I don't argue, I just give observations between my reality and what they see as theirs. I don't ask that people change their mind, only that they consider other points of view. Am I being reasonable to do so? Where do I draw the line on what is safe and what is not? Do I have that right/responsibility? I in practice have drawn no line, granted there are things I don't want to hear about, but I don't censor them, I simply don't comment, because I truly have nothing to say, that the person has not already asked themselves.
I know this is a loaded topic but an interesting one that I hope will find some good discussion on something that is quite relevant to all of us.
Much Love, Respect and Peace,
As a minister in the Temple and in real life - I’m right there with you my friend. Most Modern day Jedi I talk with have the same idea as well. We all understand that need for the safe space. I know to respect fire becuae I’ve been burnt numerous times. I strive to have those spaces in life for other cuz well- I didn’t have em. It’s a great thing when we become the change - understanding that as well - you may change - you maybe the only one. You may be the only one who does anything. You may be alone. Our every day liberties can sometimes be made by those who surround us. Be smart Konos - in the real world - y’all teachers got a tough gig and even richer trying to actually help. Know your limits - boundaries - safe zones - checks balances - know your rights rules laws and be smart. Know which to take and which to practice. That’s on you but people like you make kids like me become people like us.
From friend to freind
Keep your root
Always know where ya stand -
Also know the rules.
Jedi are smart.
It does me good to know people care. My hope is some day my family comes home and says I knew my teacher was Jedi ... smiley face or something.
Having a balance always benifits more than just us...
Generally, I have to agree with what you're doing is the right thing and that you're asking the right questions as it's what I've done and asked in those situations.
Do your students know that you have to report certain things, before they engage with you?

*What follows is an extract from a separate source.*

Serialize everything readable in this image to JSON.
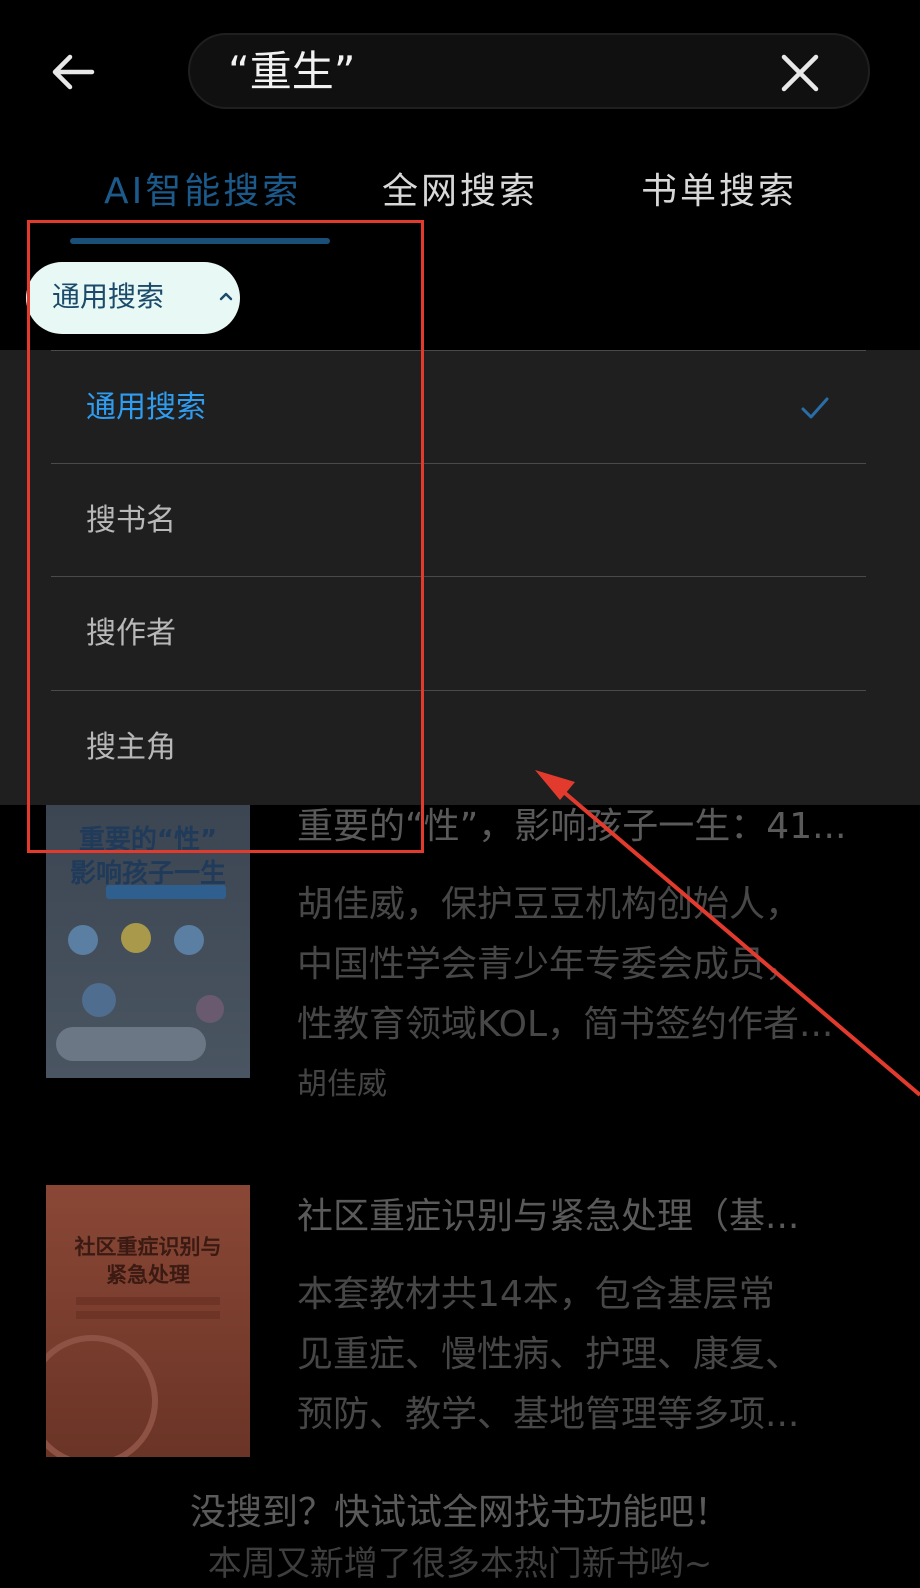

Kobos wrote: Now a moral conundrum comes in here at a most basic level. I am required to report certain things (self harm ect.), does that make my room a safe space? Or am I betraying the trust the concept implies when I am obliged to report things?
When I was in college I was a 'peer supporter' and I played a similar role to yourself (though I was a fellow student, rather than an educator) and we always had to tell people when they came us that we could discuss anything with them, but we would have to report certain topics. Most of the time it was evident from their response whether or not that was something they were wanting to discuss.
9 times out of 10 though, the fact that they are even speaking to us at all means that they already know it needs to be reported and will therefore be open to it with a little bit of a nudge in the place. In the magine that doubly true in your case as you're already in a position of authority within that relationship dynamic.
I had one case where a student was self harming and was initially reluctant to discuss that with me if I had to report it. In order to get them to admit that and ask for help, I agreed to sit on the information for a couple of days so that they could process that it was going to be 'out there'. Whether that was something I should've done or not, I don't know, but it ultimately led to them getting the help they needed.